Longest Increasing Subsequence

Solution For Longest Increasing Subsequence

The problem statement for the Longest Increasing Subsequence problem on LeetCode is as follows:

Given an unsorted array of integers, find the length of the longest increasing subsequence.

Example 1:

Input: [10,9,2,5,3,7,101,18] Output: 4
Explanation: The longest increasing subsequence is [2,3,7,101], therefore the length is 4.

Example 2:

Input: [0,1,0,3,2,3] Output: 4
Explanation: The longest increasing subsequence is [0, 1, 2, 3], therefore the length is 4.

Approach:

To solve this problem, we can use a dynamic programming approach. We can define a dp array where dp[i] stores the length of the longest increasing subsequence that ends with the element at index i. The maximum length of the longest increasing subsequence can then be obtained by finding the maximum value in the dp array.

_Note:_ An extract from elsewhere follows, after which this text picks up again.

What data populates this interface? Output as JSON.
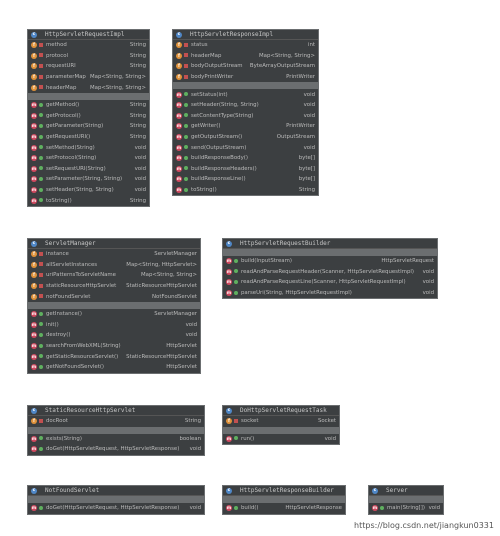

The recurrence relation for the dp array can be defined as follows:

dp[i] = max(dp[j] + 1) where 0 <= j < i and nums[j] < nums[i]

We can start by initializing all elements in the dp array to 1 since a single element is always an increasing subsequence.

Algorithm:

  1. Create a dp array of size n where n is the size of the input array nums.
  2. Initialize all elements in the dp array to 1.
  3. Loop through the input array nums from index 1 to n-1.
  4. For each element at index i, loop through all elements from index 0 to i-1.
  5. If the current element at index j is less than the element at index i, then update the dp array as follows:
    dp[i] = max(dp[i], dp[j] + 1)
  6. Find the maximum value in the dp array and return it as the length of the longest increasing subsequence.

Code:

Here is the Python implementation of the above algorithm:

“`
def lengthOfLIS(nums: List[int]) -> int:
n = len(nums)
dp = [1] * n

for i in range(1, n):
    for j in range(0, i):
        if nums[j] < nums[i]:
            dp[i] = max(dp[i], dp[j] + 1)

return max(dp)

“`

The time complexity of this solution is O(n^2) as we are looping through the input array twice. However, we can optimize this by using a binary search approach which can reduce the time complexity to O(nlogn).

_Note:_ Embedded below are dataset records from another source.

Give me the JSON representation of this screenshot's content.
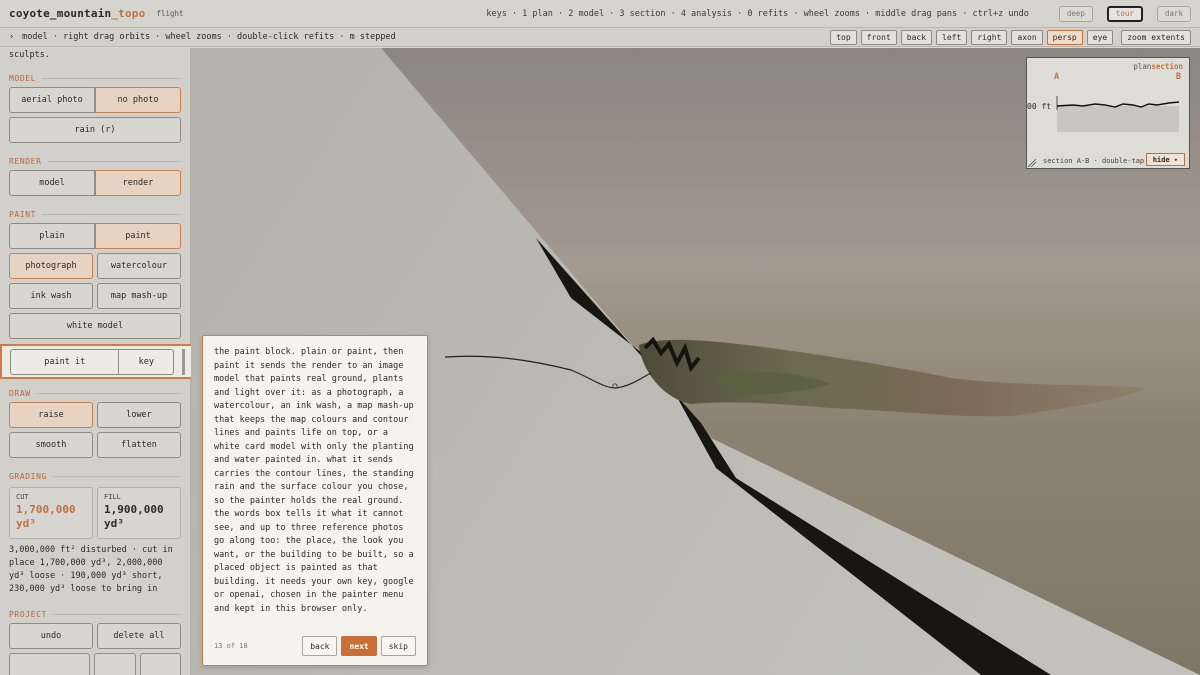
{
  "app": {
    "name": "coyote_mountain",
    "name_suffix": "_topo",
    "tag": "flight"
  },
  "topbar": {
    "key_hints": "keys · 1 plan · 2 model · 3 section · 4 analysis · 0 refits · wheel zooms · middle drag pans · ctrl+z undo",
    "themes": [
      "deep",
      "tour",
      "dark"
    ],
    "active_theme": "tour"
  },
  "subbar": {
    "chevron": "›",
    "hint": "model · right drag orbits · wheel zooms · double-click refits · m stepped",
    "views": [
      "top",
      "front",
      "back",
      "left",
      "right",
      "axon",
      "persp",
      "eye"
    ],
    "active_view": "persp",
    "extents_label": "zoom extents"
  },
  "sidebar": {
    "intro": "sculpts.",
    "model": {
      "title": "MODEL",
      "aerial": "aerial photo",
      "no_photo": "no photo",
      "rain": "rain (r)"
    },
    "render": {
      "title": "RENDER",
      "model": "model",
      "render": "render"
    },
    "paint": {
      "title": "PAINT",
      "plain": "plain",
      "paint": "paint",
      "photograph": "photograph",
      "watercolour": "watercolour",
      "ink_wash": "ink wash",
      "map_mashup": "map mash-up",
      "white_model": "white model",
      "paint_it": "paint it",
      "key": "key"
    },
    "draw": {
      "title": "DRAW",
      "raise": "raise",
      "lower": "lower",
      "smooth": "smooth",
      "flatten": "flatten"
    },
    "grading": {
      "title": "GRADING",
      "cut_label": "CUT",
      "cut_value": "1,700,000 yd³",
      "fill_label": "FILL",
      "fill_value": "1,900,000 yd³",
      "note": "3,000,000 ft² disturbed · cut in place 1,700,000 yd³, 2,000,000 yd³ loose · 190,000 yd³ short, 230,000 yd³ loose to bring in"
    },
    "project": {
      "title": "PROJECT",
      "undo": "undo",
      "delete_all": "delete all"
    }
  },
  "inset": {
    "tab_plan": "plan",
    "tab_section": "section",
    "label_a": "A",
    "label_b": "B",
    "elevation": "00 ft",
    "footer": "section A-B · double-tap",
    "hide": "hide ▾"
  },
  "tour": {
    "text": "the paint block. plain or paint, then paint it sends the render to an image model that paints real ground, plants and light over it: as a photograph, a watercolour, an ink wash, a map mash-up that keeps the map colours and contour lines and paints life on top, or a white card model with only the planting and water painted in. what it sends carries the contour lines, the standing rain and the surface colour you chose, so the painter holds the real ground. the words box tells it what it cannot see, and up to three reference photos go along too: the place, the look you want, or the building to be built, so a placed object is painted as that building. it needs your own key, google or openai, chosen in the painter menu and kept in this browser only.",
    "counter": "13 of 18",
    "back": "back",
    "next": "next",
    "skip": "skip"
  },
  "colors": {
    "accent": "#c0713f",
    "terrain_dark": "#141310"
  }
}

Step by Step Implementation For Longest Increasing Subsequence

class Solution {
    public int lengthOfLIS(int[] nums) {
        if (nums.length == 0) {
            return 0;
        }
        int[] dp = new int[nums.length];
        dp[0] = 1;
        int maxans = 1;
        for (int i = 1; i < dp.length; i++) {
            int maxval = 0;
            for (int j = 0; j < i; j++) {
                if (nums[i] > nums[j]) {
                    maxval = Math.max(maxval, dp[j]);
                }
            }
            dp[i] = maxval + 1;
            maxans = Math.max(maxans, dp[i]);
        }
        return maxans;
    }
}

/*
The idea is to maintain an array whose i^{th} element contains the length of the longest increasing subsequence that can be formed by considering the array elements up to the i^{th} element (including the i^{th} element).

For every new element nums[i], we iterate over all the previous elements nums[j] (where j < i) and find out the length of the longest increasing subsequence that can be formed by including the current element. We store this value in dp[i]. Finally, we return the maximum value in dp[].

Time complexity : O(n^2). Two loops of n are there.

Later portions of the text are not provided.